Countdown für das 11. Brandenburger Dorf- und Erntefest

Festbieranstichzum 11. Brandenburger Dorf- und Erntefest in Luckau

11. Brandenburger Dorf- und Erntefes11. Brandenburger Dorf- und Erntefest Luckau - Eine Woche vor dem 11. Brandenburger Dorf- und Erntefest im Luckauer Ortsteil Fürstlich Drehna kommt Staatssekretärin Kathrin Schneider auf Einladung von Bürgermeister Gerald Lehmann in die Stadt an der Berste, um hier an ein Kapitel gelebter Nachbarschaft - die Noppergemeinden - zu erinnern. Der Anstich des ersten Festbierfasses zum 11. Brandenburger Dorf- und Erntefest gibt im Anschluss daran einen ersten Vorgeschmack auf das Landesfest, das am 13. und 14. September in Fürstlich Drehna startet.

Noppergemeinden in Luckau

Die Stele, die der Calauer Commune gewidmet ist und demzufolge auch in der Calauer Straße steht, erinnert ein Kapitel der Stadtgeschichte. Das Niederlausitzer Wort Nopper bedeutet Hochdeutsch Nachbar. Luckau, erstmals 1267 urkundlich erwähnt, gehörte in der Frühneuzeit zu den dynamisch wachsenden Marktflecken der Niederlausitz. Jenseits der bis heute gut erhaltenen Stadtmauer und dem wasserführenden Graben entwickelten sich in östlicher und westlicher Richtung zwei Vorstädte, die Platz für Neubürger und Gewerbe boten. Ausdruck des Miteinanders waren in den Vorstädten die Noppergemeinschaften, bürgerschaftliche Initiativen, die Rechte und Pflichten der Vorstadtbewohner festlegten und so maßgeblich Einfluss auf das Zusammenleben ausübten. Die Anfänge der "Noppern vom Töpferende" in der Sandoer Vorstadt lassen sich mit einem beurkundeten Statut auf das Jahr 1523 zurückdatieren. Drei Nachbarschaftsgemeinden haben die Zeit überdauert. Heute stehen sie für Zusammenhalt und ehrenamtliches Engagement.

Die Luckauer, die aktives Mitglied der Arbeitsgemeinschaft der Städte mit historischem Stadtkern sind, sehen die Aufstellung der Stele auch als Beitrag zum Jahresmotto des Kulturlandjahres 2014, das ganz im Zeichen von Nachbarschaften steht.

Festbieranstich am Markt

Für die Gastgeber eines Brandenburger Dorf- und Erntefests gehört die Präsentation heimischer Produkte zum Pflichtprogramm. Für die kleine, handwerklich geführte Brauerei in Fürstlich Drehna war dies Ansporn, ein Festbier zum Fest zu kreieren, das auch über den Verkauf in Einzelhandelsketten für den Festbesuch werben soll.

In typisch-handwerklicher Tradition wird das "Fürstlich Drehna Festbier" in offener Gärung gebraut. Diese besonders seltene, weil sehr kostenintensive und aufwendige Herstellung, findet man nur noch in wenigen Brauereien. Durch die offene Gärung wird eine natürliche Abtrennung der Gerbstoffe erreicht, damit Aromen, Vitamine und Mineralien im Bier enthalten bleiben. Das Bier erhält die Zeit zum Gären, die es braucht, und reift bis zu sechs Wochen. Das Ergebnis ist ein frisch-würziger Geschmack und eine ausgeprägte, aber angenehme Hopfigkeit, die dem Bier seinen einzigartigen Charakter verleihen.

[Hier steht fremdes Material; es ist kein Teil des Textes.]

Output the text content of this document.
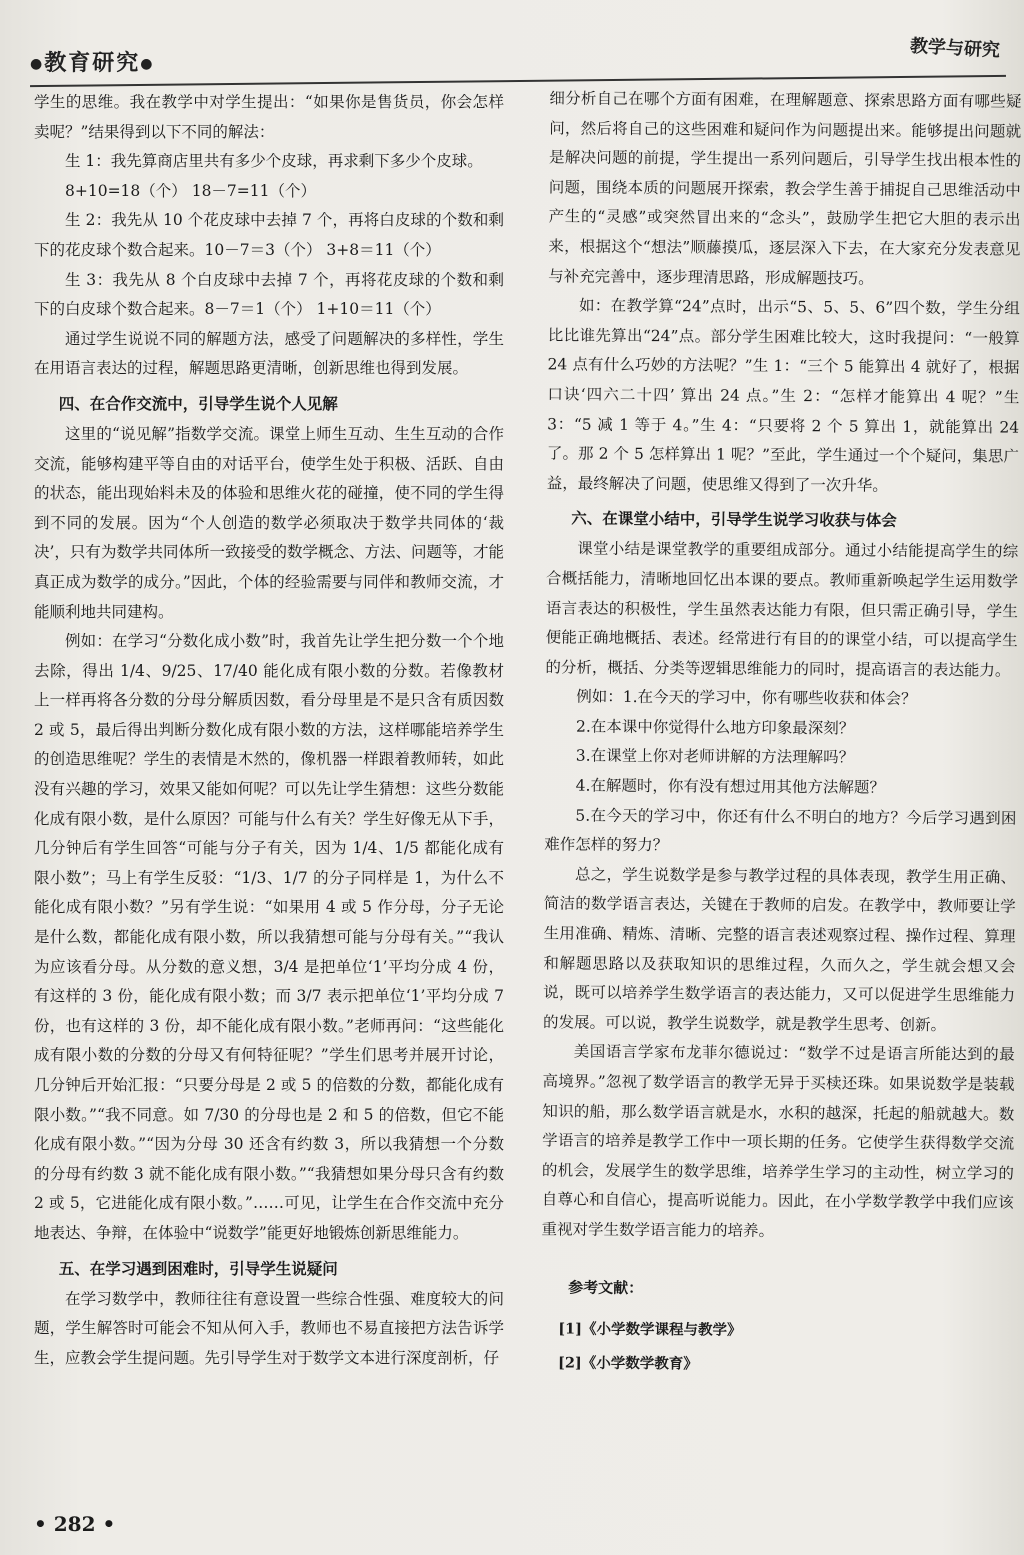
●教育研究●
教学与研究

学生的思维。我在教学中对学生提出：“如果你是售货员，你会怎样卖呢？”结果得到以下不同的解法：

生 1：我先算商店里共有多少个皮球，再求剩下多少个皮球。

8+10=18（个） 18－7=11（个）

生 2：我先从 10 个花皮球中去掉 7 个，再将白皮球的个数和剩下的花皮球个数合起来。10－7＝3（个） 3+8＝11（个）

生 3：我先从 8 个白皮球中去掉 7 个，再将花皮球的个数和剩下的白皮球个数合起来。8－7＝1（个） 1+10＝11（个）

通过学生说说不同的解题方法，感受了问题解决的多样性，学生在用语言表达的过程，解题思路更清晰，创新思维也得到发展。

四、在合作交流中，引导学生说个人见解

这里的“说见解”指数学交流。课堂上师生互动、生生互动的合作交流，能够构建平等自由的对话平台，使学生处于积极、活跃、自由的状态，能出现始料未及的体验和思维火花的碰撞，使不同的学生得到不同的发展。因为“个人创造的数学必须取决于数学共同体的‘裁决’，只有为数学共同体所一致接受的数学概念、方法、问题等，才能真正成为数学的成分。”因此，个体的经验需要与同伴和教师交流，才能顺利地共同建构。

例如：在学习“分数化成小数”时，我首先让学生把分数一个个地去除，得出 1/4、9/25、17/40 能化成有限小数的分数。若像教材上一样再将各分数的分母分解质因数，看分母里是不是只含有质因数 2 或 5，最后得出判断分数化成有限小数的方法，这样哪能培养学生的创造思维呢？学生的表情是木然的，像机器一样跟着教师转，如此没有兴趣的学习，效果又能如何呢？可以先让学生猜想：这些分数能化成有限小数，是什么原因？可能与什么有关？学生好像无从下手，几分钟后有学生回答“可能与分子有关，因为 1/4、1/5 都能化成有限小数”；马上有学生反驳：“1/3、1/7 的分子同样是 1，为什么不能化成有限小数？”另有学生说：“如果用 4 或 5 作分母，分子无论是什么数，都能化成有限小数，所以我猜想可能与分母有关。”“我认为应该看分母。从分数的意义想，3/4 是把单位‘1’平均分成 4 份，有这样的 3 份，能化成有限小数；而 3/7 表示把单位‘1’平均分成 7 份，也有这样的 3 份，却不能化成有限小数。”老师再问：“这些能化成有限小数的分数的分母又有何特征呢？”学生们思考并展开讨论，几分钟后开始汇报：“只要分母是 2 或 5 的倍数的分数，都能化成有限小数。”“我不同意。如 7/30 的分母也是 2 和 5 的倍数，但它不能化成有限小数。”“因为分母 30 还含有约数 3，所以我猜想一个分数的分母有约数 3 就不能化成有限小数。”“我猜想如果分母只含有约数 2 或 5，它进能化成有限小数。”……可见，让学生在合作交流中充分地表达、争辩，在体验中“说数学”能更好地锻炼创新思维能力。

五、在学习遇到困难时，引导学生说疑问

在学习数学中，教师往往有意设置一些综合性强、难度较大的问题，学生解答时可能会不知从何入手，教师也不易直接把方法告诉学生，应教会学生提问题。先引导学生对于数学文本进行深度剖析，仔

细分析自己在哪个方面有困难，在理解题意、探索思路方面有哪些疑问，然后将自己的这些困难和疑问作为问题提出来。能够提出问题就是解决问题的前提，学生提出一系列问题后，引导学生找出根本性的问题，围绕本质的问题展开探索，教会学生善于捕捉自己思维活动中产生的“灵感”或突然冒出来的“念头”，鼓励学生把它大胆的表示出来，根据这个“想法”顺藤摸瓜，逐层深入下去，在大家充分发表意见与补充完善中，逐步理清思路，形成解题技巧。

如：在教学算“24”点时，出示“5、5、5、6”四个数，学生分组比比谁先算出“24”点。部分学生困难比较大，这时我提问：“一般算 24 点有什么巧妙的方法呢？”生 1：“三个 5 能算出 4 就好了，根据口诀‘四六二十四’ 算出 24 点。”生 2：“怎样才能算出 4 呢？”生 3：“5 减 1 等于 4。”生 4：“只要将 2 个 5 算出 1，就能算出 24 了。那 2 个 5 怎样算出 1 呢？”至此，学生通过一个个疑问，集思广益，最终解决了问题，使思维又得到了一次升华。

六、在课堂小结中，引导学生说学习收获与体会

课堂小结是课堂教学的重要组成部分。通过小结能提高学生的综合概括能力，清晰地回忆出本课的要点。教师重新唤起学生运用数学语言表达的积极性，学生虽然表达能力有限，但只需正确引导，学生便能正确地概括、表述。经常进行有目的的课堂小结，可以提高学生的分析，概括、分类等逻辑思维能力的同时，提高语言的表达能力。

例如：1.在今天的学习中，你有哪些收获和体会？

2.在本课中你觉得什么地方印象最深刻？

3.在课堂上你对老师讲解的方法理解吗？

4.在解题时，你有没有想过用其他方法解题？

5.在今天的学习中，你还有什么不明白的地方？今后学习遇到困难作怎样的努力？

总之，学生说数学是参与教学过程的具体表现，教学生用正确、简洁的数学语言表达，关键在于教师的启发。在教学中，教师要让学生用准确、精炼、清晰、完整的语言表述观察过程、操作过程、算理和解题思路以及获取知识的思维过程，久而久之，学生就会想又会说，既可以培养学生数学语言的表达能力，又可以促进学生思维能力的发展。可以说，教学生说数学，就是教学生思考、创新。

美国语言学家布龙菲尔德说过：“数学不过是语言所能达到的最高境界。”忽视了数学语言的教学无异于买椟还珠。如果说数学是装载知识的船，那么数学语言就是水，水积的越深，托起的船就越大。数学语言的培养是教学工作中一项长期的任务。它使学生获得数学交流的机会，发展学生的数学思维，培养学生学习的主动性，树立学习的自尊心和自信心，提高听说能力。因此，在小学数学教学中我们应该重视对学生数学语言能力的培养。

参考文献：

[1]《小学数学课程与教学》

[2]《小学数学教育》

• 282 •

Gewissermaßen als Quereinsteiger hat Arno Schelzke die ehemalige Schlossbrauerei Fürstlich Drehna wieder zu neuem Leben erweckt. Sein kleines, hoch motiviertes Team stellt Biere und Biergetränke in Premium-Qualität her. Das älteste Lebensmittelgesetz in Deutschland, das deutsche Reinheitsgebot, verträgt sich bestens mit dem Slow-Food-Gedanken, dem sich der Unternehmer verpflichtet fühlt.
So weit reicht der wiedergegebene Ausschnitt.